O sistema imunológico também regula os níveis de açúcar no sangue

Cientistas da Fundação Champalimaud descobriram que, além de combater as infeções, o sistema imunitário também está envolvido na regulação dos níveis de açúcar no sangue, abrindo caminho a novos tratamentos para doenças como o cancro, a diabetes e a obesidade.

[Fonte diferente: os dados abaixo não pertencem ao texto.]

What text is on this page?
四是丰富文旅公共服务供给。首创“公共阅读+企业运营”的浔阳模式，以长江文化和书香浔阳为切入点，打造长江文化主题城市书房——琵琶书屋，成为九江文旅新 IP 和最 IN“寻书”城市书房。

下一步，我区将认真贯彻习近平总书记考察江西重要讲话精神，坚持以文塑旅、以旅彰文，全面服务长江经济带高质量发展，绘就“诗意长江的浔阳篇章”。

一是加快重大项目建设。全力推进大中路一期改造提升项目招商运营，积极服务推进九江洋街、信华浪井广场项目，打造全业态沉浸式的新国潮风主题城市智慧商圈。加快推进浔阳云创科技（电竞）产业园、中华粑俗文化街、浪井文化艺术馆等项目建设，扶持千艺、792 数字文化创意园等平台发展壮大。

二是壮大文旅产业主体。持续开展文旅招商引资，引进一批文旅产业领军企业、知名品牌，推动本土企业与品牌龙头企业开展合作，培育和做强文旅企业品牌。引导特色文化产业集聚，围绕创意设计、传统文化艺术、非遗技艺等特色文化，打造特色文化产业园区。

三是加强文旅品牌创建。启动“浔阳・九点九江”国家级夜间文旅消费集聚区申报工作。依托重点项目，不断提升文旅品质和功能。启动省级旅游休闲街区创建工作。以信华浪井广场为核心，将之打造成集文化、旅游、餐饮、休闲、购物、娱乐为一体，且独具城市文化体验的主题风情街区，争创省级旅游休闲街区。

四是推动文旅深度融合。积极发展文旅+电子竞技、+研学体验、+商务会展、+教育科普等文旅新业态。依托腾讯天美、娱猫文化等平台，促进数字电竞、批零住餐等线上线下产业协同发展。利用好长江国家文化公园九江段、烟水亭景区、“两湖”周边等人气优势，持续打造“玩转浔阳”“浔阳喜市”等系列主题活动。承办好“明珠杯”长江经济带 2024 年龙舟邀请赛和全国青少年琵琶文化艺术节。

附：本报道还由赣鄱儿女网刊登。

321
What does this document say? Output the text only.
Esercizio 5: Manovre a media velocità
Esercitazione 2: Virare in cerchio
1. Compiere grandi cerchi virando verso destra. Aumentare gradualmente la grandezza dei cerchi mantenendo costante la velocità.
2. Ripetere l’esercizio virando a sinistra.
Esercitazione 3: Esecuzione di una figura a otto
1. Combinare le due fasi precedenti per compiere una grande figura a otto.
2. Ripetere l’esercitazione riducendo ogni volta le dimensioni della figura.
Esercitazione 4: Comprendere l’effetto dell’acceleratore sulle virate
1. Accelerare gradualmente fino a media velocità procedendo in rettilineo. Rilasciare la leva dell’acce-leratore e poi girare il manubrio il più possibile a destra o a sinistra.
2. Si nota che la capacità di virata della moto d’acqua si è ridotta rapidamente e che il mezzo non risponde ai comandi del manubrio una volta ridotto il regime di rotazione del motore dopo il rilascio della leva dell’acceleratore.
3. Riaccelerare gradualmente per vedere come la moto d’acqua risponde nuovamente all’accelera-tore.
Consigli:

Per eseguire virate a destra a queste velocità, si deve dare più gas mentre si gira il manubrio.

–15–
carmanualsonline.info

Henrique Veiga-Fernandes, investigador principal do Laboratório de Imunofisiologia da Fundação Champalimaud, afirmou: “Durante décadas, a imunologia centrou-se principalmente na infeção e na imunidade (…) mas estamos a começar a perceber que o sistema imunitário faz muito mais do que isso”. disse o chefe da equipe de pesquisa responsável pelo estudo em um comunicado da fundação sobre o trabalho publicado na revista Science.

A glicose é um tipo de açúcar que constitui a principal fonte de energia do corpo. A manutenção de níveis estáveis ​​de glicose no sangue é essencial para a sobrevivência humana, e sua regulação tem sido tradicionalmente atribuída aos hormônios insulina e glucagon produzidos pelo pâncreas.

"A insulina reduz os níveis de açúcar no sangue, promovendo a absorção pelas células do corpo, enquanto o glucagon aumenta os seus níveis, sinalizando ao fígado para produzir glicose a partir das reservas armazenadas. "

Henrique Veiga-Fernandes e a sua equipa sabiam que “algumas células imunitárias regulam a forma como o corpo absorve a gordura dos alimentos” e que “as interacções entre o cérebro e o sistema imunitário ajudam a controlar o metabolismo da gordura e a obesidade”, postulando assim a hipótese de que “as interacções entre o sistema nervoso e o sistema imunológico contribui para o controle do metabolismo da gordura e da obesidade". O sistema imunológico colabora para regular outros processos importantes, como os níveis de açúcar no sangue”.

Através de experiências em ratos geneticamente modificados, os cientistas descobriram que os porquinhos-da-índia sem um tipo de célula imunitária chamada ILC2 “não conseguem produzir glucagon suficiente (…) e os seus níveis de açúcar no sangue descem demasiado”.

“Quando transplantámos células ILC2 nestes animais, o açúcar no sangue voltou ao normal, confirmando o papel destas células imunitárias na estabilização do açúcar no sangue durante períodos de falta de energia”, explicaram os investigadores.

Vendo que o sistema imunitário poderia influenciar esta hormona, os investigadores quiseram compreender como se desenrolava este processo e descobriram que, em condições de jejum, as células ICL2 moviam-se para o pâncreas.

“Pensávamos que tudo isto era regulado no fígado, porque é onde o glucagon atua”, recorda Henrique Veiga-Fernandes. “A maior surpresa”, notou, é a descoberta de que o sistema imunitário estimula a produção da hormona glucagon. enviando células imunológicas em uma jornada entre órgãos, nomeadamente entre o intestino e o pâncreas."

Neste último, “as células imunológicas liberam citocinas – pequenos mensageiros químicos – que instruem as células pancreáticas a produzir o hormônio glucagon”.

“Quando bloqueámos estas citocinas, os níveis de glucagon caíram, demonstrando que são essenciais para manter os níveis de açúcar no sangue”, disseram os investigadores.

A observação de que estas células imunitárias migram maciçamente do intestino para o pâncreas, impulsionadas pelo sistema nervoso, é impressionante, disse Vega-Fernandez.

“Isto mostra que as células imunitárias não são apenas soldados que lutam contra a ameaça de infecção, são também socorristas, intervindo quando necessário para coordenar a estabilidade dos níveis de açúcar no sangue”, disse ele.

O cientista sublinha que esta é “a primeira vez que se demonstra a existência de circuitos neuro-imune-hormonais”, acrescentando que esta experiência mostra como estes sistemas “trabalham em conjunto para garantir um dos processos mais importantes do corpo – em “ A glicose é produzida sob condições”: escassez de energia. "

O fato de os ratos compartilharem muitos sistemas biológicos com os humanos sugere que o “diálogo entre órgãos e sistemas observado também pode ocorrer durante o jejum ou exercício em humanos”.

A investigação e a compreensão do cancro do pâncreas e do fígado, bem como a prevenção da obesidade e da diabetes, beneficiarão do conhecimento adquirido com este trabalho.

"Este estudo revela um nível de comunicação entre os sistemas do corpo que estamos apenas começando a entender. Queremos entender como funciona essa comunicação entre órgãos em pacientes com câncer, inflamação crônica, 'estresse' ou obesidade. Em última análise, queremos explorar estes os resultados poderão levar ao desenvolvimento de melhores terapias oncológicas, hormonais e metabólicas”, concluiu Veiga-Fernandes.